His original reservation on the last day was for 10 people, but the group ended up being 18, as more friends wanted to have one last meal there. “It was always a great place where we could go and share, or have as much as you wanted, and then go hit the teacups,” Reitz said.

“That was always a tradition,” he added. “We’d pack it in, the ribs and chicken and everything, and go straight to the teacups and then Matterhorn Bobsleds.”

Despite its outsize place in Disneyland fans’ stomachs, the restaurant had a bit of an identity crisis through the years. After Big Thunder Mountain Railroad opened in 1979, Disney added a petting zoo called Big Thunder Ranch to the area. In 1986, the company converted the spot to a barbecue restaurant with a western theme and country and western musicians entertaining guests as they ate. Ten years later, in anticipation of “The Hunchback of Notre Dame’s” release, Disney changed the restaurant to a theater hosting a “Festival of Fools” show in 1996. The Festival of Fools closed in the late ’90s, and the restaurant returned to its barbecue roots until 2001, when it closed again, to be used only as a private party space.

In 2009, the spot reopened as Celebration Roundup & Barbecue, this time with appearances by Woody and Bullseye as people ate. When attendance didn’t meet expectations, Disney reinstated Big Thunder Ranch Barbecue, which it remained until the restaurant closed.

The only place to experience dinner and a show these days is at the Golden Horseshoe in Frontierland, an underutilized quick-service counter inside a grand Old West theater, where you can eat chicken tenders and ice cream while a pianist tickles out some old-timey tunes.

Big Thunder Ranch Barbecue is gone forever, but its spirit lives on.
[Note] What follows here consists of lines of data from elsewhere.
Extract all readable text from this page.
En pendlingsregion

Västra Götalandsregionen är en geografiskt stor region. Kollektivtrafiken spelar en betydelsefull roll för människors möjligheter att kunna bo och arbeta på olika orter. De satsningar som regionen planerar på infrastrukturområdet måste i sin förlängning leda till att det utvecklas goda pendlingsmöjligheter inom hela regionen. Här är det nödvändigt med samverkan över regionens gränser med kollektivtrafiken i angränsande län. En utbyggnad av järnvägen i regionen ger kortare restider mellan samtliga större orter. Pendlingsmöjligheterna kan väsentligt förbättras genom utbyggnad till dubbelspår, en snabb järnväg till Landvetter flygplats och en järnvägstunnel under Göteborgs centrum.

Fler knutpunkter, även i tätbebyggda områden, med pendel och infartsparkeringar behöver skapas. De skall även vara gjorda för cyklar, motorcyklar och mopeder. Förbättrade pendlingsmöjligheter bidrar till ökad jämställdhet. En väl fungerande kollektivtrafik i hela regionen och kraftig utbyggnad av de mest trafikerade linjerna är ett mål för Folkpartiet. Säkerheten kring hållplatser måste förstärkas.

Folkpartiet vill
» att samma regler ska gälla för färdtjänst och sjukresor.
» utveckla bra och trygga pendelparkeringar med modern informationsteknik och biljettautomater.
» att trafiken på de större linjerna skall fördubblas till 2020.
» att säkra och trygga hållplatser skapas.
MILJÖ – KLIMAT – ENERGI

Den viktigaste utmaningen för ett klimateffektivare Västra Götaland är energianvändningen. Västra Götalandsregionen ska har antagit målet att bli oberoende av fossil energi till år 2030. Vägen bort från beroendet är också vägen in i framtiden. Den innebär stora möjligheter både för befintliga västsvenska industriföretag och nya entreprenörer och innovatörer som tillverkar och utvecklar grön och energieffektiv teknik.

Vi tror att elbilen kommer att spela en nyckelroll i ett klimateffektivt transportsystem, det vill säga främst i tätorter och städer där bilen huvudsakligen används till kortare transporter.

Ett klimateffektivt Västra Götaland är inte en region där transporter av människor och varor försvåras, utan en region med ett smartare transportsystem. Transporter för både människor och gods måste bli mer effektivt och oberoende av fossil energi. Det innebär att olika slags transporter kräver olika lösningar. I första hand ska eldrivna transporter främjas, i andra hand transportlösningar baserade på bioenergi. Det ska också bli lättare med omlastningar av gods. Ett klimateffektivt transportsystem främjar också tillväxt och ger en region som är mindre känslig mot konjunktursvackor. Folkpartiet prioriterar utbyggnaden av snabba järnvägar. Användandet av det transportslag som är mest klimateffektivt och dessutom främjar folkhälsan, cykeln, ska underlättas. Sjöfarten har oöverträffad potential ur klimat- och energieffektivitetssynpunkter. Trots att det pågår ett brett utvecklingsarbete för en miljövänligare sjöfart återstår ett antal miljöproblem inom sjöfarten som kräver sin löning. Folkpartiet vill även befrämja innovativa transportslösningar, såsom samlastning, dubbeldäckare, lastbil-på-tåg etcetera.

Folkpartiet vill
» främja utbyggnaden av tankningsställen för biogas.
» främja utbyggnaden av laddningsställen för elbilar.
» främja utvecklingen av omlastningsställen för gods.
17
Because the restaurant was open at a time when the internet was fully formed, there are plenty of real recipes from the actual restaurant that you can recreate at home. And Walt Disney World just opened a dining location that shares the spirit of Big Thunder Ranch. Roundup Rodeo BBQ, which opened in March in Toy Story Land in Disney’s Hollywood Studios Park at Walt Disney World, serves “Toy Story”-themed family-style barbecue for $45 a person. (Adjusted for inflation, the $25 meal at Big Thunder today would cost about $31.)

Marcy Carriker Smothers, the author of “Eat Like Walt” and other books about Disney food and history, believes there’s still a place for the restaurant at Disneyland. “With the new developments they’re making at Downtown Disney, I would love to see Big Thunder Ranch Barbecue brought back,” she told SFGATE. The resort is closing old restaurants in favor of new dining experiences like Din Tai Fung and Porto’s.

“I think that if we had the restaurant outside the gates where it would not require admission to dine there,” she said, “and brought back the chuck wagons and family-style dining and that great entertainment, the delicious barbecue food, the the family seating, the red and white checkered table cloths, it would be phenomenally popular.”